This problem can be easily solved using recursive way.
class Solution {
fun leafSimilar(root1: TreeNode?, root2: TreeNode?): Boolean {
tailrec fun findLeaves(node: TreeNode?, collector: MutableList<TreeNode>){
if(node == null) return
if(node?.left == null && node?.right == null){
collector.add(node!!)
return
}
findLeaves(node?.left, collector)
findLeaves(node?.right, collector)
}
var seq1 = mutableListOf<TreeNode>()
var seq2 = mutableListOf<TreeNode>()
findLeaves(root1, seq1)
findLeaves(root2, seq2)
return seq1.filterIndexed {index, i -> i.`val` != seq2[index].`val`}.isEmpty()
}
}
The idea is to go through each of the nodes recursively and if the node’s left and right children are both null, then the node is a leaf.

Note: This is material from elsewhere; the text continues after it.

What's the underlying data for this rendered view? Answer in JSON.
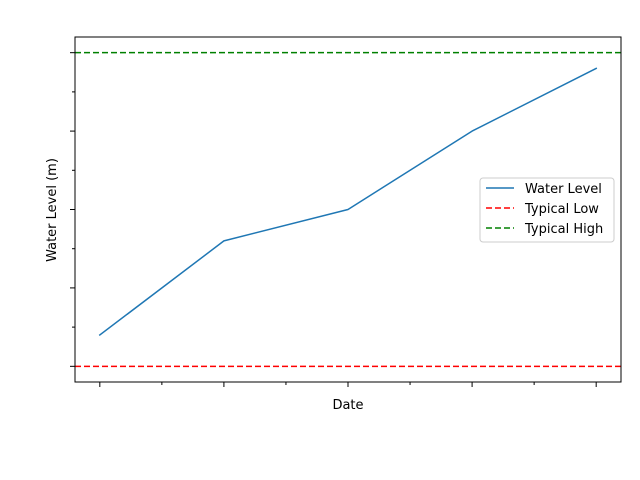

We then use a collector to collect these nodes.
After we collected all the leaves for both trees, we compare them one by one to verify if their contents are both equal.
Runtime: 140 ms, faster than 94.44% of Kotlin online submissions for Leaf-Similar Trees.
Memory Usage: 32 MB, less than 100.00% of Kotlin online submissions for Leaf-Similar Trees.